With no fish able to live in that tributary now, Pfeiffer said his main concern is further wildlife destruction.
“We see and hear the wildlife in there and we know it’s going to be devastated,” said Pfeiffer, who lives near the development.
Pfeiffer said if the overflow is this bad on absorbant sand, it’s going to be much heavier when all the water pools off the hard surface roads, sidewalks and roofs into the fragile stream.
“It will come out of the management pond and into the creek. It’s got nowhere else to go because that is the natural course,” he said.
Ben Jones, director of land development for LIV Communities, stated in an email to OrilliaMatters that the company became aware of the breach in the berm at the north end of the property a couple of weeks ago.
“This breach was noted after the significant snowfall through winter 2025-2026 and the multiple rain events in late winter/early spring 2026 that caused flooding in many areas throughout the region,” said Jones.
The sediment that washed into the stream was from clean fill that was imported to the site from a local source through “earthworks operations” in order to grade the site for development purposes, said Jones.
“LIV has already reinstated the berm to original specifications, and added additional protective measures as recommended by our civil engineers,” he said.
LIV’s consultants are in discussion with MECP and DFO to determine what remedial actions are appropriate for the tributary, and the timing of any works (particularly based on DFO guidance), wrote Jones.
“It is important to note that what is presently on the site currently is not the final pond, but an interim measure.”
The completed development will have a permanent stormwater management pond (the design of which is currently being finalized with the City of Orillia) which will include landscaping, an appropriate liner, and measures to control the thermal regime of the outflow of treated water from the pond, wrote Jones.
“This pond will control stormwater flows from all of the lands in the western portion of the Inch Farm, and ensure that the post-development flows to any stream/tributary match the pre-development flows to protect the streams and tributaries,” he said.

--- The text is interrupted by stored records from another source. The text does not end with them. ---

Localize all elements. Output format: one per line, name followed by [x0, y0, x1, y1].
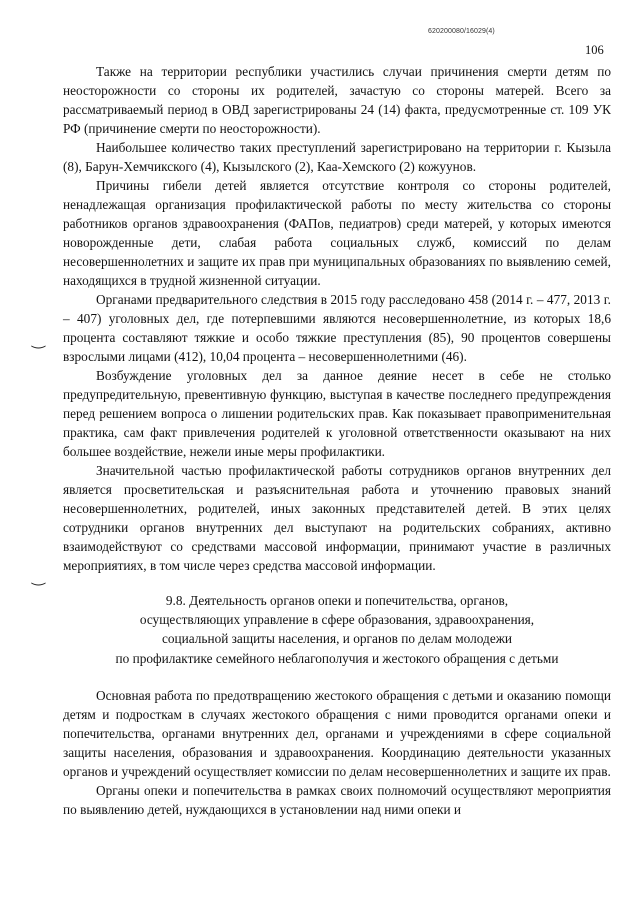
section-heading	[63, 591, 611, 668]
paragraph: Наибольшее количество таких преступлений зарегистрировано на территории г. Кызыла (8), Барун-Хемчикского (4), Кызылского (2), Каа-Хемского (2) кожуунов.	[63, 140, 611, 174]
paragraph: Органы опеки и попечительства в рамках своих полномочий осуществляют мероприятия по выявлению детей, нуждающихся в установлении над ними опеки и	[63, 782, 611, 817]
document-code: 620200080/16029(4)	[428, 28, 495, 35]
heading-line: социальной защиты населения, и органов по делам молодежи	[161, 631, 513, 647]
paragraph: Основная работа по предотвращению жестокого обращения с детьми и оказанию помощи детям и подросткам в случаях жестокого обращения с ними проводится органами опеки и попечительства, органами внутренних дел, органами и учреждениями в сфере социальной защиты населения, образования и здравоохранения. Координацию деятельности указанных органов и учреждений осуществляет комиссии по делам несовершеннолетних и защите их прав.	[63, 687, 611, 779]
heading-line: осуществляющих управление в сфере образования, здравоохранения,	[139, 612, 535, 628]
paragraph: Значительной частью профилактической работы сотрудников органов внутренних дел является просветительская и разъяснительная работа и уточнению правовых знаний несовершеннолетних, родителей, иных законных представителей детей. В этих целях сотрудники органов внутренних дел выступают на родительских собраниях, активно взаимодействуют со средствами массовой информации, принимают участие в различных мероприятиях, в том числе через средства массовой информации.	[63, 463, 611, 573]
heading-line: по профилактике семейного неблагополучия и жестокого обращения с детьми	[115, 650, 559, 666]
paragraph: Органами предварительного следствия в 2015 году расследовано 458 (2014 г. – 477, 2013 г. – 407) уголовных дел, где потерпевшими являются несовершеннолетние, из которых 18,6 процента составляют тяжкие и особо тяжкие преступления (85), 90 процентов совершены взрослыми лицами (412), 10,04 процента – несовершеннолетними (46).	[63, 292, 611, 364]
paragraph: Причины гибели детей является отсутствие контроля со стороны родителей, ненадлежащая организация профилактической работы по месту жительства со стороны работников органов здравоохранения (ФАПов, педиатров) среди матерей, у которых имеются новорожденные дети, слабая работа социальных служб, комиссий по делам несовершеннолетних и защите их прав при муниципальных образованиях по выявлению семей, находящихся в трудной жизненной ситуации.	[63, 178, 611, 288]
paragraph: Возбуждение уголовных дел за данное деяние несет в себе не столько предупредительную, превентивную функцию, выступая в качестве последнего предупреждения перед решением вопроса о лишении родительских прав. Как показывает правоприменительная практика, сам факт привлечения родителей к уголовной ответственности оказывают на них большее воздействие, нежели иные меры профилактики.	[63, 368, 611, 459]
page-number: 106	[585, 43, 604, 57]
margin-mark: ‿	[32, 332, 45, 349]
heading-line: 9.8. Деятельность органов опеки и попечительства, органов,	[165, 593, 509, 608]
margin-mark: ‿	[32, 569, 45, 586]
page-body	[63, 62, 611, 819]
paragraph: Также на территории республики участились случаи причинения смерти детям по неосторожности со стороны их родителей, зачастую со стороны матерей. Всего за рассматриваемый период в ОВД зарегистрированы 24 (14) факта, предусмотренные ст. 109 УК РФ (причинение смерти по неосторожности).	[63, 64, 611, 136]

“In terms of the proposed future development of the Hawk Ridge Golf Course, the proposal that we have advanced actually represents a significant expansion of natural habitat and protection of Silver Creek on the golf course lands, since the proposal includes the naturalization of lands in the Silver Creek floodplain.”
Local environmentalist Bob Bowles — who created and teaches a master naturalist course at Lakehead — said the wetland area was first surveyed in 1993 by the Ministry of Natural Resources. At that time, fish biologists reported the tributaries as “the best trout streams going,” he said.
“When I found out about the Inch Farm (development plans) I said it’s a wetland … I’ve been saying you can’t build houses on a wetland,” he recalled.
“Last fall, LIV Communities had their professionals lined up … I said to the engineer, ‘This area is going to flood.’ It should never have been approved. The engineer said these sediment ponds are going to work.”
Once they build the houses, those basements will flood, predicted Bowles.
“The big thing is they are destroying Silver Creek. Cold water streams are precious. They need to be protected,” he said.
Westerby said she remains worried for the future of the natural environment under the Doug Ford Conservative government now that it has effectively gutted environmental protection.
The Ontario Species at Risk Act was rescinded this year. Last year, the passing of the Protect Ontario by Unleashing our Economy Act paved the way for reduced regulatory burdens, including environmental protections, to speed up development projects.
“Now, nothing is protected,” Westerby said.
“It’s left no leg to stand on to protect anything anymore. It used to be if a pond was loaded with species at risk turtles, you had that Species at Risk Act. Now the politicians have left us powerless,” she said.